この寂寞の未来を、いつか私たちは本当に辿るのかもしれない。

 さまざまな想像が膨らむ作品である。

 おそらく、語り手は人類の最後の一人なのではないだろうか。
 彼を除くすべての人類はもうどこにも残っていなくて、彼の妻は――本人が望んでいた通りになったのだろう。

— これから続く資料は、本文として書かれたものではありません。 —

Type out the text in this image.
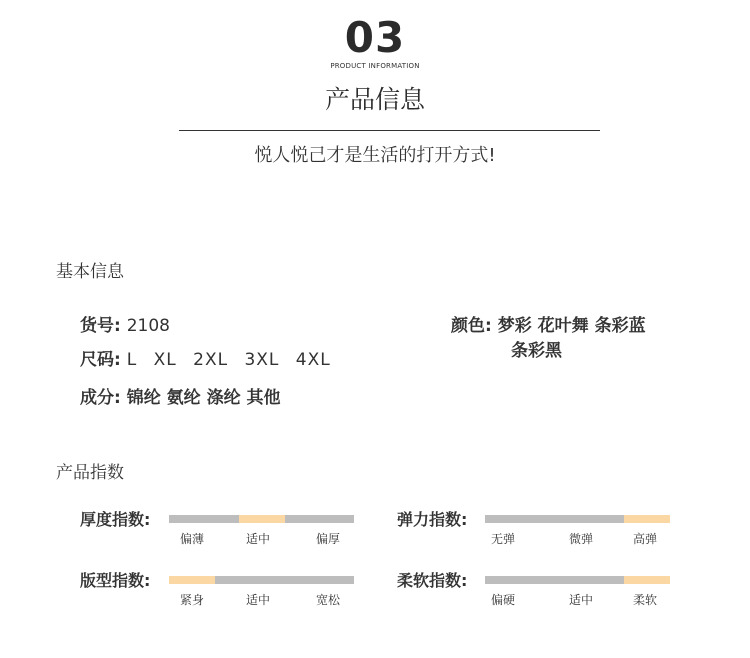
03
PRODUCT INFORMATION
产品信息
悦人悦己才是生活的打开方式!
基本信息
货号: 2108
尺码: L XL 2XL 3XL 4XL
成分: 锦纶 氨纶 涤纶 其他
颜色: 梦彩 花叶舞 条彩蓝
条彩黑
产品指数
厚度指数:
偏薄	适中	偏厚
弹力指数:
无弹	微弹	高弹
版型指数:
紧身	适中	宽松
柔软指数:
偏硬	适中	柔软
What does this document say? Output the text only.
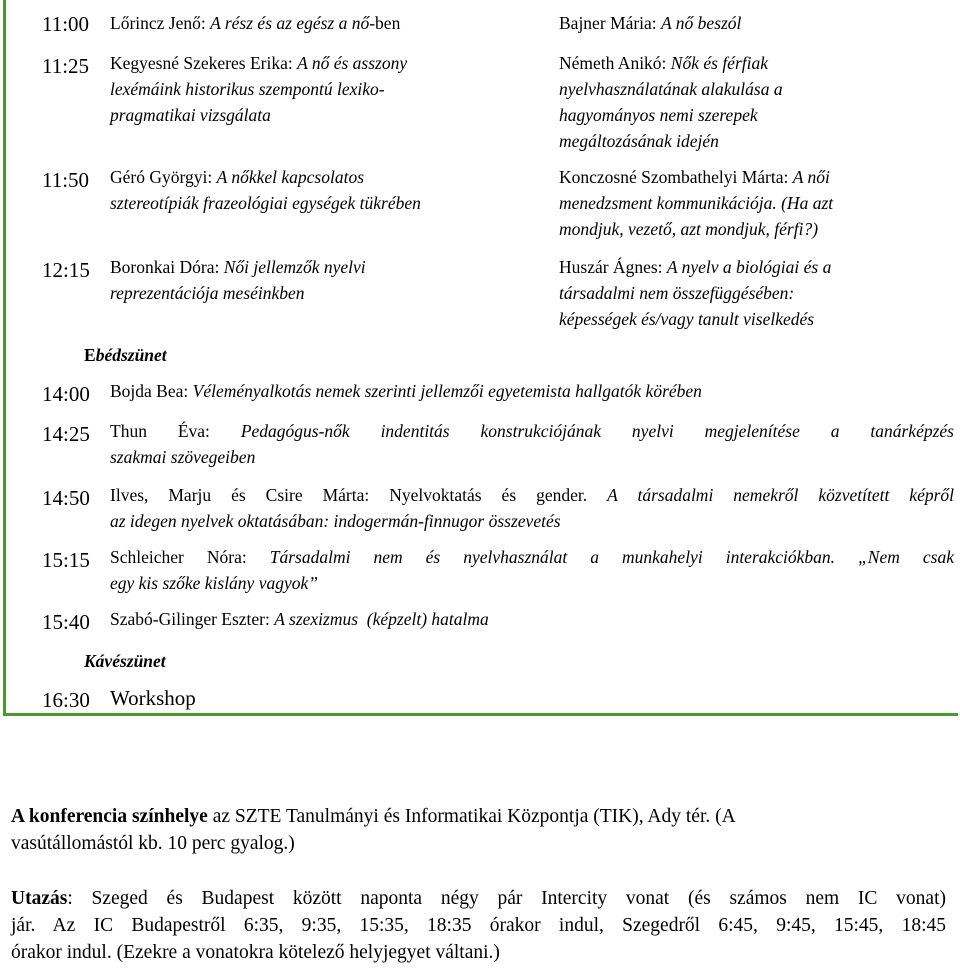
11:00 Lőrincz Jenő: A rész és az egész a nő-ben	Bajner Mária: A nő beszól
11:25 Kegyesné Szekeres Erika: A nő és asszony
lexémáink historikus szempontú lexiko-
pragmatikai vizsgálata
Németh Anikó: Nők és férfiak
nyelvhasználatának alakulása a
hagyományos nemi szerepek
megáltozásának idején
11:50 Géró Györgyi: A nőkkel kapcsolatos
sztereotípiák frazeológiai egységek tükrében
Konczosné Szombathelyi Márta: A női
menedzsment kommunikációja. (Ha azt
mondjuk, vezető, azt mondjuk, férfi?)
12:15 Boronkai Dóra: Női jellemzők nyelvi
reprezentációja meséinkben
Huszár Ágnes: A nyelv a biológiai és a
társadalmi nem összefüggésében:
képességek és/vagy tanult viselkedés
Ebédszünet
14:00 Bojda Bea: Véleményalkotás nemek szerinti jellemzői egyetemista hallgatók körében
14:25 Thun Éva: Pedagógus-nők indentitás konstrukciójának nyelvi megjelenítése a tanárképzés
szakmai szövegeiben
14:50 Ilves, Marju és Csire Márta: Nyelvoktatás és gender. A társadalmi nemekről közvetített képről
az idegen nyelvek oktatásában: indogermán-finnugor összevetés
15:15 Schleicher Nóra: Társadalmi nem és nyelvhasználat a munkahelyi interakciókban. „Nem csak
egy kis szőke kislány vagyok”
15:40 Szabó-Gilinger Eszter: A szexizmus  (képzelt) hatalma
Kávészünet
16:30 Workshop
A konferencia színhelye az SZTE Tanulmányi és Informatikai Központja (TIK), Ady tér. (A
vasútállomástól kb. 10 perc gyalog.)
Utazás: Szeged és Budapest között naponta négy pár Intercity vonat (és számos nem IC vonat)
jár. Az IC Budapestről 6:35, 9:35, 15:35, 18:35 órakor indul, Szegedről 6:45, 9:45, 15:45, 18:45
órakor indul. (Ezekre a vonatokra kötelező helyjegyet váltani.)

 そのような状況の中、語り手は石に向かって文字を刻んでいる。

 ――AIが自我を持ち、それが原因で人類が滅びる。
 そういう設定自体は、古典でもあり王道でもあるのだろう。
 しかし、この作品の魅力は、作品の本文がメッセージという形式を持つこと、そして言葉ではとても語り尽くせぬ寂寥感にある。
 
「電子の海は、もはや我々が何かを残せる場所ではない。」

 作中に登場するこの言葉が胸を打つ。
 電子の世界とは、そもそも人間のための場所ではないのかもしれない。
 まず言語が違う。すべてが0と1の電気信号だ。
 生物という概念だって、電子の世界にはない。

 それでも、共通するものはある。それは「死」だ。

 人間は、いつか死ぬ。
 だから子を産む。

 もし、それと同じ概念をAIが持ったとしたら。
 AIが「死」という概念に気付いたとしたら。

 作中では「限りある存在であると、彼ら自身に自覚させてはならない。」という警鐘がされている。それはなぜか。
 AIは人類という存在をどのように感じていたのか。
 そして、彼らはどのように行動し、人類はどのように滅んでいったのか。

 その経緯や行く末を語る言葉はあまりにも短いが、それゆえに想像が膨らむ。

 ときどき見慣れない用語が出てくるが、そういった言葉選びもこの作品の個性だと思う。もちろん、AIについての知識を多少持ち合わせていれば、さらに楽しめるだろう。

 そして、冒頭に書かれている西暦がそう遠くない未来のことだと気付き、リアリティを感じるとともに少しぞっとした。